FedEx Ground Suffers a Setback in Illinois: Court Finds FedEx Misclassified Its Illinois Drivers as Independent Contractors

The first decision on the merits has been issued in the FedEx Ground class action “independent contractor” cases.  Over sixty cases that have been brought against Fed Ex Ground under state laws and a nationwide ERISA class action have been consolidated in federal court in Indiana.  On May 28, 2010, Judge Robert L. Miller, Jr., the judge assigned to hear and decide all of these Fed Ex Ground cases, granted summary judgment in favor of the Illinois plaintiffs on their wage claims under the Illinois Wage Act.  FedEx Decision Illinois State Claims 5.28.10 (N.D. Ind.)

The Illinois Wage Act defines an “employee” broadly as “any individual permitted to work by an employer in an occupation,” but excludes a worker, as noted by the court, who (A) is free from control and direction (under contract as well as in practice) by the hiring party over the performance of the work; (B) performs work either outside the employer’s ordinary course of business or outside the employer’s places of business; and (C) is an independently established business.  The court noted that “[e]ach element of the exemption must be present for the service provider to be an independent contractor.”

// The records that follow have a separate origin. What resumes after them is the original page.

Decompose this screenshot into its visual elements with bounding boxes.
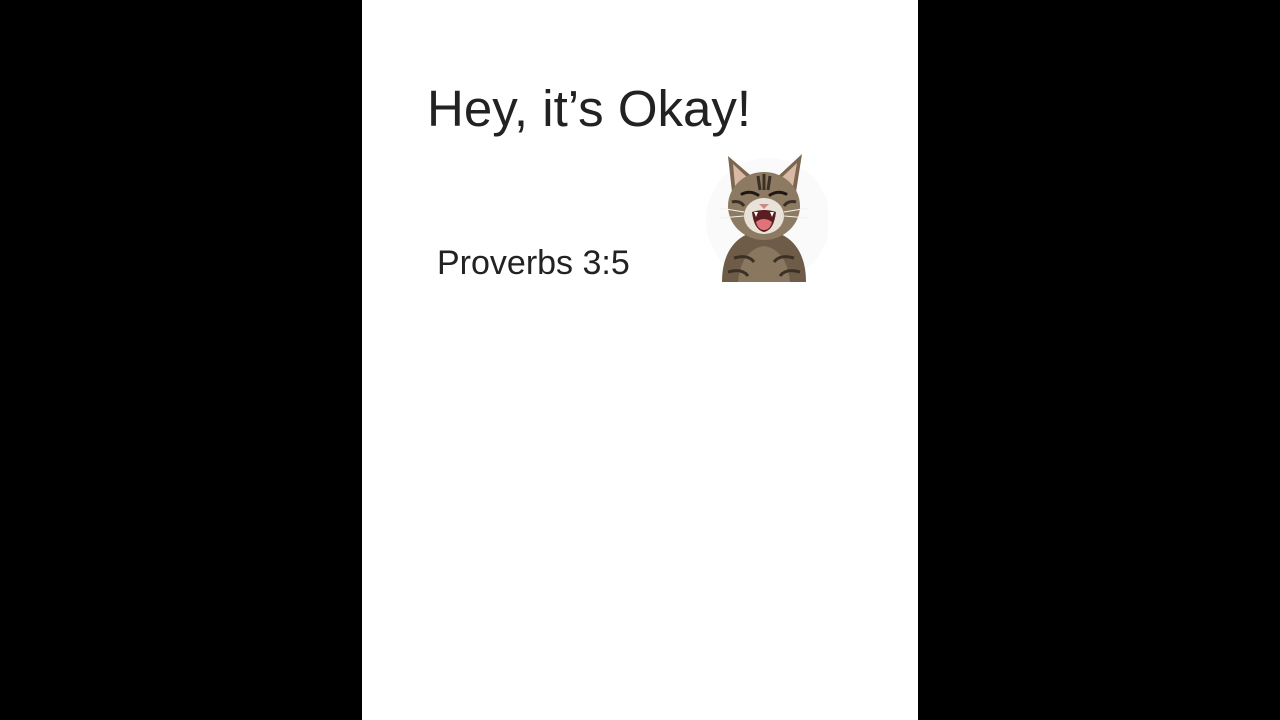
scripture-reference: Proverbs 3:5	[437, 244, 630, 282]
document-page: Hey, it’s Okay! Proverbs 3:5	[362, 0, 918, 720]
video-frame: Hey, it’s Okay! Proverbs 3:5	[0, 0, 1280, 720]
page-title: Hey, it’s Okay!	[427, 80, 752, 137]
laughing-kitten-icon	[698, 150, 830, 282]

This type of “ABC” independent contractor law is one of the most stringent state laws in the nation.  As a result, workers in Illinois who qualify as independent contractors under the common law – which is used when applying the federal tax laws, many of the federal labor laws, and most state labor and employment laws – do not qualify as independent contractors under the state wage law.  This is an example of “IC-minus” legislation.

In reaching his decision, the judge focused upon the second factor: whether the drivers perform work outside of the employer’s ordinary course of business or outside of the employer’s places of business.

The court found that the drivers’ work was performed within the usual course of FedEx’s business, focusing on the facts that FedEx required each driver “to conduct his/her business so that it [could] be identified as being a part of the [FedEx] system”; the services performed “were necessary to its business of picking up and delivering packages”; and that the FedEx V.P. of Contractor Relations testified that its drivers “are a cornerstone of FedEx’s business.”  The court also noted that all FedEx Ground drivers are required to wear uniforms and drive trucks with FedEx’s logo on them.

As to whether the drivers’ work was performed at FedEx’s place of business, the court found that this factor was satisfied because the drivers (or someone on their behalf) were required to pick up packages at the FedEx terminal before making deliveries each day.

The decision by Judge Miller is limited to the statutory claims under a single state’s wage law.  He expressly noted in his decision that he was not deciding the common law claims brought by the Illinois plaintiffs.  Nonetheless, this decision by Judge Miller is a partial setback for FedEx, which has experienced mixed results in the courts to date.